South (Texas and Oklahoma)
Another round of moderate to heavy rain was responsible for additional widespread reductions of drought intensity and coverage. Much of central and eastern Texas was doused with 2 to 6 inches of rain, with amounts locally more than 10 inches from the eastern Edwards Plateau to College Station. This rain fell on top of downpours from the preceding two weeks, pushing 30-day totals to locally more than 20 inches. As a result, Texas drought was confined to a relatively small area east-southeast of Amarillo at the end of the period, where 365-day precipitation totals remained between 60 and 75 percent of normal. Small reductions to D0 and D1 were made in southwestern and northeastern Oklahoma, coincident with locales where another round of rain pushed 180-day precipitation totals to near- or above-normal levels. In contrast, small expansion of D0 was made in northeast Oklahoma in locales which largely missed the recent rain and have subsequently seen deficits at or beyond 6 months begin to climb.
A wet weather pattern is in store for much of the southern and eastern U.S. The combination of moisture associated with the remnants of Hurricane Willa, a pronounced southward dip in the jet stream (a trough), and a blocking high over the northern Atlantic Ocean will lead to a wet and colder weather pattern across the East.
The storm responsible will continue to track across the nation’s southern tier, having already produced moderate to heavy rain and localized flooding in parts of the Four Corners Region.
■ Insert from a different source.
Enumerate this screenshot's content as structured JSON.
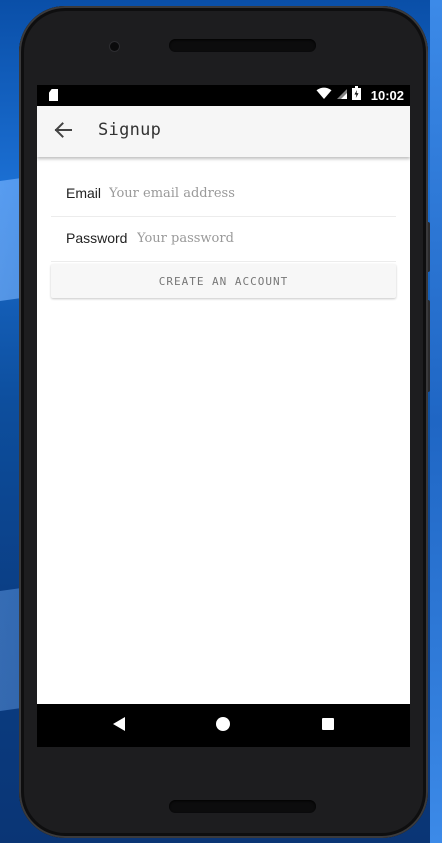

The storm will bring moderate heavy rain across the Gulf Coast States before churning slowly up the East Coast over the weekend, producing wind-swept rain and inland snow. A second faster-moving system will follow the Nor’easter, maintaining the threat of rain and high-elevation snow in the Northeast. Meanwhile, much-needed moisture will sweep across Northwestern drought areas in two waves, with the second system early next week potentially leading to fresh snowfall in the central and northern Rockies. Despite the nation’s active weather, the Southwest will turn drier.
The NWS 6- to 10-day outlook for Oct. 30 to Nov. 3 calls for near- to above-normal precipitation over much of the nation, with drier-than-normal weather limited to the West Coast and lower Southeast. Cooler-than-normal weather is expected across the eastern third of the nation and from the central Plains to the Great Basin, while above-normal temperatures linger across the western Gulf Coast and in the Pacific Coast States.